Do you struggle with your sleep? Our Medical Advisor, Dr Gregor Purdie, explores the problem, and some of the available solutions.
Dr Purdie says: People with M.E often report sleep problems, ranging from oversleeping (hypersomnia) to insomnia to sleep apnea (a sleep disorder that occurs when people’s breathing is interrupted during sleep).
The type of sleep problem encountered varies from person to person, and can change over the course of the illness. Hypersomnia is noted to be more of a problem in the early days of the illness, generally.
Further studies into the sleep problems of people with M.E. are needed before specific, formal guidance can be developed. In the meantime, there is a series of general NHS recommendations known collectively as “sleep hygiene.” Some are of value to people with M.E., some less so. We shall look at them each in turn.

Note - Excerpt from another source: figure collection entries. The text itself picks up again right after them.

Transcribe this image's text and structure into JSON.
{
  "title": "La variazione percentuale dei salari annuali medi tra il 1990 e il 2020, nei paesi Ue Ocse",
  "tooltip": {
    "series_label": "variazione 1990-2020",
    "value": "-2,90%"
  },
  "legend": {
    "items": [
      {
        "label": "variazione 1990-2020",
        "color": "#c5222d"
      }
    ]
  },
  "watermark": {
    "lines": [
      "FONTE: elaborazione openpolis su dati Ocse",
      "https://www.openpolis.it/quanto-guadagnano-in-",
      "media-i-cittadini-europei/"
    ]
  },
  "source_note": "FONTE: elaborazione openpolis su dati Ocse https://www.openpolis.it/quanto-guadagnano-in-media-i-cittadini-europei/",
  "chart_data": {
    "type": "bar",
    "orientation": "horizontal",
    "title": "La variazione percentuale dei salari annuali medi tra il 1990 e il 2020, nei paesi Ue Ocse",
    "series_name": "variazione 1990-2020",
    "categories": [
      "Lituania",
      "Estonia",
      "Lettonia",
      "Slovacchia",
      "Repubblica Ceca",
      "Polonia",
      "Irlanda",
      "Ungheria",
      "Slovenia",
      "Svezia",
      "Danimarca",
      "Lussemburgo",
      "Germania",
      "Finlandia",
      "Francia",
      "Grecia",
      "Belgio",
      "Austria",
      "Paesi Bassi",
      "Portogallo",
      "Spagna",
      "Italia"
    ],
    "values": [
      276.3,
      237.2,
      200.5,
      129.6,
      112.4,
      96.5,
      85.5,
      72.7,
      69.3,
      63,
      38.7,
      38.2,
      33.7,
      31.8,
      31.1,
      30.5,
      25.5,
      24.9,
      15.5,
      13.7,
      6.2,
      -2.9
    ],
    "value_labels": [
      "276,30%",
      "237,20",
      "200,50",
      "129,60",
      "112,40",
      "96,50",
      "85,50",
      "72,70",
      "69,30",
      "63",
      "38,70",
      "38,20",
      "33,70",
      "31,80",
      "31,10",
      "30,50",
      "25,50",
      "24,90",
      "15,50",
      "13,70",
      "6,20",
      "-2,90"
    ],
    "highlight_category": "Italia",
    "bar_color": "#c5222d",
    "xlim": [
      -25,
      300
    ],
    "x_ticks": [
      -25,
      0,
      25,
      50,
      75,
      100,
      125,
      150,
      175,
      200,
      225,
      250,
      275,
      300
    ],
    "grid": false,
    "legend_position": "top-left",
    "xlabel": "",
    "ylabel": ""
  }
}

Sleep at regular intervals
This is standard advice to encourage getting into a regular sleeping pattern. However, this can be problematic for people with M.E., who need to respond to fluctuating energy levels. Indeed, many people with mild to moderate M.E. say they rely on daytime and weekend sleep to allow them to work, or at least undertake essential activities.
Make sure you wind down
Advice is to consider having a warm bath before bed. This brings the body temperature to the right level for falling asleep. However, not everyone with M.E. can tolerate warm baths. Some find it helpful to write lists for the following day, do relaxation exercises, read a book or listen to relaxing music or talk radio. The important thing is to do something that helps you wind down, so you are not feeling stressed at bedtime.
Make your bedroom ‘sleep- friendly’
Advice is that the bedroom should be a relaxing environment, associated with sleeping – as opposed to working, watching TV, etc. People with M.E. have reported increased difficulties sleeping after using screens that emit ‘blue light’, such as TVs, laptops and mobile phones. Switching them off two hours before bedtime can be beneficial in getting off to sleep.
Bedrooms should be dark, quiet, tidy and ideally kept between 18° and 24°C. Also make sure you have a supportive, comfortable mattress.
Keep a sleep diary
This is helpful for many, but may not always be so useful for people with
M.E. whose sleep pattern can be affected by fluctuating energy levels.
Needless to say, this is very difficult for people with M.E.
Cut down on caffeine
Having caffeinated drinks, particularly later in the day, can impair sleep – as can eating too much food in the evenings. Alcohol may cause some people to fall asleep, but it tends to then interrupt sleep later on into the night.
People with M.E. often report that they feel “tired but wired.” Although physically exhausted, their system is still fully alert. Standard advice then is to get up out of bed, and do something relaxing. Go back to bed when feeling sleepy.
Distraction can be helpful. Traditionally this is counting sheep! The important thing is to switch the mind off from stressful thoughts and promote relaxation. Meditation can be most helpful in this situation, and can be practiced through self- hypnosis or mindfulness for example. There is a wide range of meditation CDs on offer, and many free, guided meditations online, particularly on YouTube.
Certain essential oils, such as lavender oil, have also been put forward as aiding relaxation and sleep.
Medication and sleep
Medication can play a part, but should be treated as a short-term aid to kick-start the process of improving sleep. Using medication long term leads to dependency, and feeling the need to increase the dose to maintain its effect.
There are three main types of prescription medication for sleep disorders:
These are the traditional sleeping tablets. The shorter-acting ones, such as Zopiclone, tend to be less addictive, but should still only be used in short courses (around two weeks) and beyond that, only used intermittently. They are helpful if you have difficulty getting off to sleep.
2. Tricyclic antidepressants and Trazodone
Amitriptyline is the most often prescribed of these medications. That and Trazodone were developed many years ago as antidepressants; it was noted, however, that they also helped promote a better sleep pattern. Furthermore, it has become increasingly recognised that they can help in the management of chronic pain. As pain can be a major factor for people with M.E. in reducing quality of sleep, these medications may prove useful.
Melatonin is a naturally occurring hormone produced in the body. It is produced in the pineal gland, and its function is to regulate sleep. It is now available as a medication, and can be prescribed on the NHS (it is currently licensed for people over 55). Again, it is recommended that it be used short term to help promote a better sleep pattern. Some people with M.E. have reported benefits from taking it. It has been noted, though, that it can adversely affect diseases of the immune system.
Action for M.E. Medical Advisor Prof Julia Newton, adds: "The team in Newcastle has performed a number of sleep studies in those with M.E. We've looked at both sleep quality and quantity and have shown that both are affected. One of the strategies people with M.E. use to manage their symptoms is to have daytime naps. Our research has shown that daytime napping might worsen the brain fog that is so characteristic of M.E., so is something that might aggravate rather than improve symptoms."